Home
Name Modified Size InfoDownloads / Week
README.txt 2016-12-20 3.2 kB
SCIseq_RenameCellIDs.pl 2016-12-20 1.2 kB
SCIseq_FilterBamToCellIDList.pl 2016-12-20 496 Bytes
SCIseq_AddRGtoBam.pl 2016-12-20 665 Bytes
SCIseq_FilterBamToReadThreshold.pl 2016-12-20 759 Bytes
SCIseq_MakeCellIDList.pl 2016-12-20 3.3 kB
SCIseq_NextSeqFastq_to_SCIseqFastq.pl 2016-12-20 7.2 kB
SCIseq.TSase8nt_i5A_i7A.PCR10nt_i5ABCDEF_i7ABCDEF.index.txt 2016-12-20 4.1 kB
SCIseq_RemoveDuplicates.pl 2016-12-20 1.6 kB
SCIseq_RemoveDuplicatesPlot.r 2016-12-20 818 Bytes
SCIseq_SplitRunFastq.pl 2016-12-20 2.5 kB
Totals: 11 Items   26.0 kB 0
SCI-seq data processing readme:

Contact: Andrew Adey (adey@ohsu.edu)

The scripts here are for processing Single cell Combinatorial
Indexing and Sequencing (SCI-seq) raw read data.
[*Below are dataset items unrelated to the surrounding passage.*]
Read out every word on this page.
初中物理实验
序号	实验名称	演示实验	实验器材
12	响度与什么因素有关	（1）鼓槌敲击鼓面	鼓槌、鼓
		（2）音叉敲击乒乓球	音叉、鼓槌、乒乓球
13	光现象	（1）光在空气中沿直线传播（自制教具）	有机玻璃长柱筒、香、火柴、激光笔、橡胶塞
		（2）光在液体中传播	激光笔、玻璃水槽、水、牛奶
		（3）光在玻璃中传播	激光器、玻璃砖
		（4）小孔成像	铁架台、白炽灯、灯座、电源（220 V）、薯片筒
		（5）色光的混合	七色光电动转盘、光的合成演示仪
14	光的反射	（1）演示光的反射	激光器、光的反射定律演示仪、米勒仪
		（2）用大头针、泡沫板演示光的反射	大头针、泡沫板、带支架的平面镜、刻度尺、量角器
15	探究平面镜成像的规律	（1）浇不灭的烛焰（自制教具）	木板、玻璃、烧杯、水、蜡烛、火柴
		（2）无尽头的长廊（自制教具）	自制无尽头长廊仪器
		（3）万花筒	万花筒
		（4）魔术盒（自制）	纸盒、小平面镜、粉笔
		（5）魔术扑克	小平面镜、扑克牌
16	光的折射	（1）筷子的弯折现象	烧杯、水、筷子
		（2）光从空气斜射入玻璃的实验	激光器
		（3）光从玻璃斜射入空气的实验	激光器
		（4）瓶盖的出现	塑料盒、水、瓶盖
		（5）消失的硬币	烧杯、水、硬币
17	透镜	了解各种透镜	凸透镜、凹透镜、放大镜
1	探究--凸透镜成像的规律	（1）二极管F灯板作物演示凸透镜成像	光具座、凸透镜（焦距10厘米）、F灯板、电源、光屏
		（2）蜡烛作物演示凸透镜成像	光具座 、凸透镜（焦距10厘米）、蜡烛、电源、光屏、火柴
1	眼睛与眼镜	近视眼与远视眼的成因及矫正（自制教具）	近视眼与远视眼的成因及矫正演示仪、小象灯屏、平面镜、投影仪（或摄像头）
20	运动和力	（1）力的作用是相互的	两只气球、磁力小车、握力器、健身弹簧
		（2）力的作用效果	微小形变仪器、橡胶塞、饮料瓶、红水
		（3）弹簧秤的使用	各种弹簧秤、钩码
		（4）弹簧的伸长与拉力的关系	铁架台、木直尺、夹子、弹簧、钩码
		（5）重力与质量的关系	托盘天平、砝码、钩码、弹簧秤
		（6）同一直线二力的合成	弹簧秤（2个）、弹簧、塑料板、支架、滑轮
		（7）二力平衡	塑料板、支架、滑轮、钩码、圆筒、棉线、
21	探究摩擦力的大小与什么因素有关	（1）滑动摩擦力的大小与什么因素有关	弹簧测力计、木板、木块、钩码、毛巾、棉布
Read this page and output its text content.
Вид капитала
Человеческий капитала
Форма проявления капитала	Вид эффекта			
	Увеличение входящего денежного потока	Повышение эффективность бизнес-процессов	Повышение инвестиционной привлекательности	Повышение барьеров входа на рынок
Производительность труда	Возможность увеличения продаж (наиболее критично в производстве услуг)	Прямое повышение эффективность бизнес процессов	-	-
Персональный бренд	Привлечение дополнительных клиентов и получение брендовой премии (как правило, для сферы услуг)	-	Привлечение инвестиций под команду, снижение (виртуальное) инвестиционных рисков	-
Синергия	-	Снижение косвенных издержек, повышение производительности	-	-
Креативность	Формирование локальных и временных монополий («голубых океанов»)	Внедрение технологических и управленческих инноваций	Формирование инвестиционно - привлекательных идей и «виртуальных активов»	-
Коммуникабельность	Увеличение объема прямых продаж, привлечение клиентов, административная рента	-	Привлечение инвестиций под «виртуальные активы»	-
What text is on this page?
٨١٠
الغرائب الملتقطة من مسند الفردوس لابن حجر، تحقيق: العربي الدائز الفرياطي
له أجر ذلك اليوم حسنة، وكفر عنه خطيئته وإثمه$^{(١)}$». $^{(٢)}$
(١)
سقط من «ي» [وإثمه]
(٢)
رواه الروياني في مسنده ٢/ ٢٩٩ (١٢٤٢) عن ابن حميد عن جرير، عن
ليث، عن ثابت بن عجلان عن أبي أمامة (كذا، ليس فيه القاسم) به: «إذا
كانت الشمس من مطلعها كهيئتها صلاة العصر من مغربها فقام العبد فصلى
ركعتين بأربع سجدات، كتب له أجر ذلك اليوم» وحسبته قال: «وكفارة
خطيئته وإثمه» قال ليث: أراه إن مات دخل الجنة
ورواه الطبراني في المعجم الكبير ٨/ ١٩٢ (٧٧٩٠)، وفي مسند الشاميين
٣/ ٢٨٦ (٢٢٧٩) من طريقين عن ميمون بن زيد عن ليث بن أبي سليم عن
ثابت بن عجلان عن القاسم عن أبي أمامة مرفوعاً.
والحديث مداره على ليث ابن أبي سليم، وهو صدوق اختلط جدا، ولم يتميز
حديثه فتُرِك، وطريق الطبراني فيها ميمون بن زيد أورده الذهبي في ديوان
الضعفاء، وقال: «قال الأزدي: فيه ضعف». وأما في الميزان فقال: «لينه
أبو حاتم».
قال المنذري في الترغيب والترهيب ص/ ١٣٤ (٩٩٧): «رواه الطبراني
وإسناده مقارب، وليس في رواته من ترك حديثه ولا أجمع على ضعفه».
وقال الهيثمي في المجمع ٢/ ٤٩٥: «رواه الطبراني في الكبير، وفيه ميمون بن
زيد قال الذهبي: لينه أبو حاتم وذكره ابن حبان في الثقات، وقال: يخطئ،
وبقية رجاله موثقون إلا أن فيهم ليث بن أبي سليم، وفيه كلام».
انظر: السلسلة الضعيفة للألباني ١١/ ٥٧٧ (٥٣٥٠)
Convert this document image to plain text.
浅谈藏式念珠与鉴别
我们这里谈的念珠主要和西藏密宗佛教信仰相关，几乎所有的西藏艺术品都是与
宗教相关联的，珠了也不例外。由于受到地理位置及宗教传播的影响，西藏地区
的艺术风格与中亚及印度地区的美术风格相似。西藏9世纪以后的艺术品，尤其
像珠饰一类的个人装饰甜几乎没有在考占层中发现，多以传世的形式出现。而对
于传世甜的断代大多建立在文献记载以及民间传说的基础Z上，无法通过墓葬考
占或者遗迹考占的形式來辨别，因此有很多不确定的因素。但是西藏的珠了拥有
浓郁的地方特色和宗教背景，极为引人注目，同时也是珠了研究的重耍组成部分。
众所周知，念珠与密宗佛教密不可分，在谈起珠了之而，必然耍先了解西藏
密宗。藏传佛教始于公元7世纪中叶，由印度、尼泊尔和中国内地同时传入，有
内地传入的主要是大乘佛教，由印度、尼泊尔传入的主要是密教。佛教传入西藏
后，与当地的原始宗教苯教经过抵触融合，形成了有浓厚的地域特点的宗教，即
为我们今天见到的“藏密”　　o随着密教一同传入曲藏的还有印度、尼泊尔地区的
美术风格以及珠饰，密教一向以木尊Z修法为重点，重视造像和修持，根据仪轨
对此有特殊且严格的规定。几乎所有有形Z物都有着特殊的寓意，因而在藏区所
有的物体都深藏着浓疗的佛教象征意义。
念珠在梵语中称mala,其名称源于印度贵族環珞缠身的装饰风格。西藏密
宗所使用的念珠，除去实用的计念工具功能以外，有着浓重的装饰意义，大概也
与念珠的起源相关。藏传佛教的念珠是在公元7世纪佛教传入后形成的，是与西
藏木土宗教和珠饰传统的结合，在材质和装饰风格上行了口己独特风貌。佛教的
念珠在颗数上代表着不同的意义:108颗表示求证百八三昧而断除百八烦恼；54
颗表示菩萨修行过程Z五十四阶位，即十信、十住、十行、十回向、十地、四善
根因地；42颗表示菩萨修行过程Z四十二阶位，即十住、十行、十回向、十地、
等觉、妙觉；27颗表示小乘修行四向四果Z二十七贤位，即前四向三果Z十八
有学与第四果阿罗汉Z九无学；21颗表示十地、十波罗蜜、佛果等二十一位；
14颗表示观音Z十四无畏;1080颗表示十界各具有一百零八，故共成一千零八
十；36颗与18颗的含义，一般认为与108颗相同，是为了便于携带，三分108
The typical
workflow is as follows & requires samtools to be command line
callable:

1) After sequencing using SCI-seq chemistry (same as CPT-seq),
   perform the standard bcl2fastq v2 script as standard for
   NextSeq sequencing runs but be sure to include the
   following options: --with-failed-reads and
                      --create-fastq-for-index-reads

2) In the folder witht he Undetermined... fastq files, run
   SCIseq_NextSeqFastq_to_SCIseqFastq.pl with the first
   arguement as the directory (just "." if current), the
   second arguement as the index file int he format:
    IndexID (tab) Index Number (1-4) (tab) Index Sequence
   The file:
    SCIseq.TSase8nt_i5A_i7A.PCR10nt_i5ABCDEF_i7ABCDEF.index.txt
   is provided, and the third arguement as an output prefix.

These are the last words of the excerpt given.